この前、私の弟がたまたま国際線の飛行機で、外国での飛行機で法王様と同じ飛行機でした。弟のことは法王様はご存知ですから、「おー三宅くん。」髭面なので髭をまれて、「おー三宅くん」と、法王様に言われたのです。こう髭が生えているのですね、私の弟は。法王様が何とエコノミークラスに座っておられるのです。世間では一寸偉くなればビジネスクラスだとかに座って…。会社での出張はしょうがないとしても、個人旅行でも、若い人でもいますね…。しかし法王様ですからね、国を代表している方なのだから飛行機1台くらいチャーターしてもって思うでしょう。日本では総理大臣とか、ともかく皆早く飛行機に乗りたい。日本国と書いた飛行機に、北海道から飛んで来いと言うて、東京からどこかへ外遊をするのですよ。法王様は一度お話をされたらそのお礼が6,000万円。年間10回されるとして数億円の。しかし数億円と言っても5万人で分けてみてください。1人1年で1万円程。それしか収入源がないのですよ。その人たちには、他に一切ないのですよ。
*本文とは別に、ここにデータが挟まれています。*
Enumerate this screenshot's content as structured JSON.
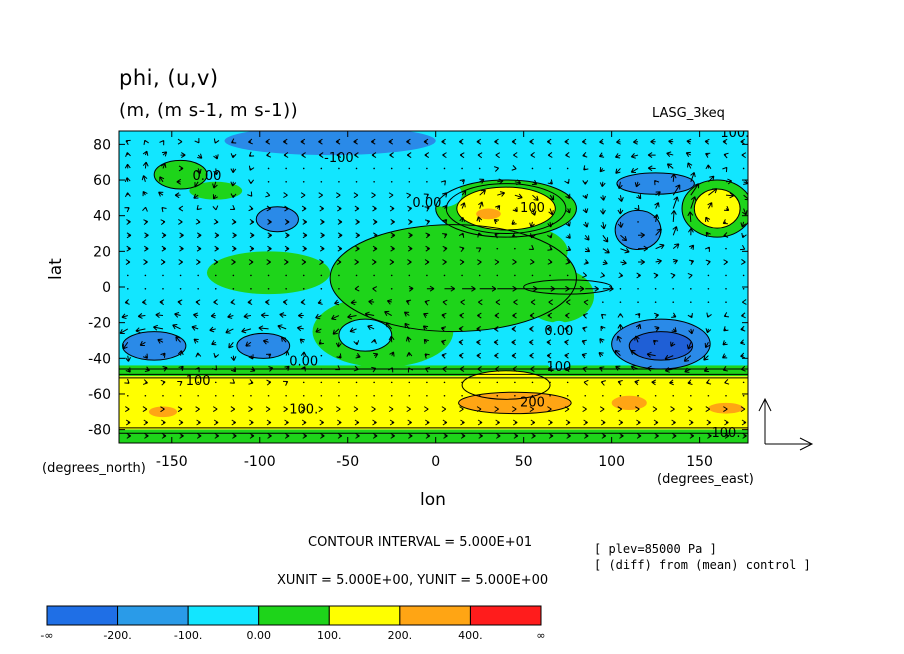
{
  "chart_data": {
    "type": "heatmap",
    "title": "phi, (u,v)",
    "units": "(m, (m s-1, m s-1))",
    "experiment": "LASG_3keq",
    "xlabel": "lon",
    "ylabel": "lat",
    "x_unit_label": "(degrees_east)",
    "y_unit_label": "(degrees_north)",
    "xlim": [
      -180,
      177.5
    ],
    "ylim": [
      -87.5,
      87.5
    ],
    "x_ticks": [
      -150,
      -100,
      -50,
      0,
      50,
      100,
      150
    ],
    "y_ticks": [
      80,
      60,
      40,
      20,
      0,
      -20,
      -40,
      -60,
      -80
    ],
    "x_tick_labels": [
      "-150",
      "-100",
      "-50",
      "0",
      "50",
      "100",
      "150"
    ],
    "y_tick_labels": [
      "80",
      "60",
      "40",
      "20",
      "0",
      "-20",
      "-40",
      "-60",
      "-80"
    ],
    "contour_interval_text": "CONTOUR INTERVAL = 5.000E+01",
    "vector_units_text": "XUNIT = 5.000E+00, YUNIT = 5.000E+00",
    "notes": [
      "[ plev=85000 Pa ]",
      "[ (diff) from (mean) control ]"
    ],
    "contour_labels": [
      {
        "text": "100.",
        "lon": 170,
        "lat": 84
      },
      {
        "text": "-100",
        "lon": -55,
        "lat": 70
      },
      {
        "text": "0.00",
        "lon": -130,
        "lat": 60
      },
      {
        "text": "0.00",
        "lon": -5,
        "lat": 45
      },
      {
        "text": "100",
        "lon": 55,
        "lat": 42
      },
      {
        "text": "0.00",
        "lon": 70,
        "lat": -27
      },
      {
        "text": "0.00",
        "lon": -75,
        "lat": -44
      },
      {
        "text": "100",
        "lon": 70,
        "lat": -47
      },
      {
        "text": "100",
        "lon": -135,
        "lat": -55
      },
      {
        "text": "100.",
        "lon": -75,
        "lat": -71
      },
      {
        "text": "200",
        "lon": 55,
        "lat": -67
      },
      {
        "text": "100.",
        "lon": 165,
        "lat": -84
      }
    ],
    "regions": [
      {
        "level": "green",
        "shape": "ellipse",
        "lon": 10,
        "lat": 5,
        "rlon": 70,
        "rlat": 30
      },
      {
        "level": "green",
        "shape": "ellipse",
        "lon": -95,
        "lat": 8,
        "rlon": 35,
        "rlat": 12
      },
      {
        "level": "green",
        "shape": "ellipse",
        "lon": -30,
        "lat": -25,
        "rlon": 40,
        "rlat": 20
      },
      {
        "level": "green",
        "shape": "ellipse",
        "lon": 45,
        "lat": 20,
        "rlon": 30,
        "rlat": 15
      },
      {
        "level": "green",
        "shape": "ellipse",
        "lon": 70,
        "lat": -5,
        "rlon": 20,
        "rlat": 15
      },
      {
        "level": "green",
        "shape": "ellipse",
        "lon": -145,
        "lat": 63,
        "rlon": 15,
        "rlat": 8
      },
      {
        "level": "green",
        "shape": "ellipse",
        "lon": -125,
        "lat": 54,
        "rlon": 15,
        "rlat": 5
      },
      {
        "level": "green",
        "shape": "ellipse",
        "lon": 160,
        "lat": 44,
        "rlon": 20,
        "rlat": 16
      },
      {
        "level": "green",
        "shape": "ellipse",
        "lon": 40,
        "lat": 44,
        "rlon": 40,
        "rlat": 16
      },
      {
        "level": "yellow",
        "shape": "ellipse",
        "lon": 40,
        "lat": 44,
        "rlon": 28,
        "rlat": 12
      },
      {
        "level": "orange",
        "shape": "ellipse",
        "lon": 30,
        "lat": 41,
        "rlon": 7,
        "rlat": 3
      },
      {
        "level": "yellow",
        "shape": "ellipse",
        "lon": 160,
        "lat": 44,
        "rlon": 13,
        "rlat": 11
      },
      {
        "level": "yellow",
        "shape": "ellipse",
        "lon": 40,
        "lat": -55,
        "rlon": 25,
        "rlat": 8
      },
      {
        "level": "cyan",
        "shape": "ellipse",
        "lon": -40,
        "lat": -27,
        "rlon": 15,
        "rlat": 9
      },
      {
        "level": "cyan",
        "shape": "ellipse",
        "lon": 5,
        "lat": 52,
        "rlon": 10,
        "rlat": 7
      },
      {
        "level": "cyan",
        "shape": "ellipse",
        "lon": 70,
        "lat": -33,
        "rlon": 10,
        "rlat": 14
      },
      {
        "level": "blue",
        "shape": "ellipse",
        "lon": -60,
        "lat": 82,
        "rlon": 60,
        "rlat": 8
      },
      {
        "level": "blue",
        "shape": "ellipse",
        "lon": 125,
        "lat": 58,
        "rlon": 22,
        "rlat": 6
      },
      {
        "level": "blue",
        "shape": "ellipse",
        "lon": -90,
        "lat": 38,
        "rlon": 12,
        "rlat": 7
      },
      {
        "level": "blue",
        "shape": "ellipse",
        "lon": 115,
        "lat": 32,
        "rlon": 13,
        "rlat": 11
      },
      {
        "level": "blue",
        "shape": "ellipse",
        "lon": 128,
        "lat": -32,
        "rlon": 28,
        "rlat": 14
      },
      {
        "level": "darkblue",
        "shape": "ellipse",
        "lon": 128,
        "lat": -33,
        "rlon": 18,
        "rlat": 8
      },
      {
        "level": "blue",
        "shape": "ellipse",
        "lon": -160,
        "lat": -33,
        "rlon": 18,
        "rlat": 8
      },
      {
        "level": "blue",
        "shape": "ellipse",
        "lon": -98,
        "lat": -33,
        "rlon": 15,
        "rlat": 7
      },
      {
        "level": "orange",
        "shape": "ellipse",
        "lon": 45,
        "lat": -65,
        "rlon": 32,
        "rlat": 6
      },
      {
        "level": "orange",
        "shape": "ellipse",
        "lon": -155,
        "lat": -70,
        "rlon": 8,
        "rlat": 3
      },
      {
        "level": "orange",
        "shape": "ellipse",
        "lon": 110,
        "lat": -65,
        "rlon": 10,
        "rlat": 4
      },
      {
        "level": "orange",
        "shape": "ellipse",
        "lon": 165,
        "lat": -68,
        "rlon": 10,
        "rlat": 3
      }
    ],
    "contours": [
      {
        "type": "ellipse",
        "lon": 10,
        "lat": 5,
        "rlon": 70,
        "rlat": 30
      },
      {
        "type": "ellipse",
        "lon": 40,
        "lat": 44,
        "rlon": 40,
        "rlat": 16
      },
      {
        "type": "ellipse",
        "lon": 40,
        "lat": 44,
        "rlon": 28,
        "rlat": 12
      },
      {
        "type": "ellipse",
        "lon": 40,
        "lat": 44,
        "rlon": 34,
        "rlat": 14
      },
      {
        "type": "ellipse",
        "lon": 160,
        "lat": 44,
        "rlon": 20,
        "rlat": 16
      },
      {
        "type": "ellipse",
        "lon": 160,
        "lat": 44,
        "rlon": 13,
        "rlat": 11
      },
      {
        "type": "ellipse",
        "lon": 128,
        "lat": -32,
        "rlon": 28,
        "rlat": 14
      },
      {
        "type": "ellipse",
        "lon": 128,
        "lat": -33,
        "rlon": 18,
        "rlat": 8
      },
      {
        "type": "ellipse",
        "lon": 115,
        "lat": 32,
        "rlon": 13,
        "rlat": 11
      },
      {
        "type": "ellipse",
        "lon": -40,
        "lat": -27,
        "rlon": 15,
        "rlat": 9
      },
      {
        "type": "ellipse",
        "lon": -145,
        "lat": 63,
        "rlon": 15,
        "rlat": 8
      },
      {
        "type": "ellipse",
        "lon": 45,
        "lat": -65,
        "rlon": 32,
        "rlat": 6
      },
      {
        "type": "ellipse",
        "lon": 40,
        "lat": -55,
        "rlon": 25,
        "rlat": 8
      },
      {
        "type": "ellipse",
        "lon": 75,
        "lat": 0,
        "rlon": 25,
        "rlat": 4
      },
      {
        "type": "ellipse",
        "lon": -160,
        "lat": -33,
        "rlon": 18,
        "rlat": 8
      },
      {
        "type": "ellipse",
        "lon": -98,
        "lat": -33,
        "rlon": 15,
        "rlat": 7
      },
      {
        "type": "ellipse",
        "lon": 125,
        "lat": 58,
        "rlon": 22,
        "rlat": 6
      },
      {
        "type": "ellipse",
        "lon": -90,
        "lat": 38,
        "rlon": 12,
        "rlat": 7
      },
      {
        "type": "hline",
        "lat": -46
      },
      {
        "type": "hline",
        "lat": -49
      },
      {
        "type": "hline",
        "lat": -51
      },
      {
        "type": "hline",
        "lat": -79
      },
      {
        "type": "hline",
        "lat": -82
      }
    ],
    "bands": [
      {
        "level": "green",
        "lat_top": -44,
        "lat_bottom": -50
      },
      {
        "level": "yellow",
        "lat_top": -50,
        "lat_bottom": -80
      },
      {
        "level": "green",
        "lat_top": -80,
        "lat_bottom": -87.5
      }
    ],
    "vector_field": {
      "lon_step": 10,
      "lat_step": 7.5,
      "jet_lat": 0,
      "jet_lon_range": [
        -20,
        100
      ]
    }
  },
  "colorbar": {
    "colors": [
      "#1f6fe6",
      "#2a9be8",
      "#12e6ff",
      "#1ed41a",
      "#ffff00",
      "#ffa514",
      "#ff1c1c"
    ],
    "labels": [
      "-∞",
      "-200.",
      "-100.",
      "0.00",
      "100.",
      "200.",
      "400.",
      "∞"
    ]
  },
  "palette": {
    "darkblue": "#1f5fd6",
    "blue": "#2a8ae8",
    "cyan": "#12e6ff",
    "green": "#1ed41a",
    "yellow": "#ffff00",
    "orange": "#ffa514",
    "red": "#ff1c1c"
  }
}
そして法王様もその人たちと同じ食事を頂かれるのですよ。法王様がです。飛行機はエコノミークラスに座っておられるのですよ。ホテルはさすがにセキュリティーのために安全なファイブスターのホテルを取られますが、セキュリティーのために泊まっておられるだけであって、法王様は別にどことはおっしゃらない。これが本当の宗教者ですよ。本当にそう思うと、私はどうなのかな。恵まれたことにお礼を申していると言っても、甘えてばかりいますね…。

いくら時間が延びても良いと言ってもらっても、そういう訳にはいけませんが、後はご都合を頂くという形で一旦休憩だそうですから、とりあえず一旦終わらせていただきます。有難うございました。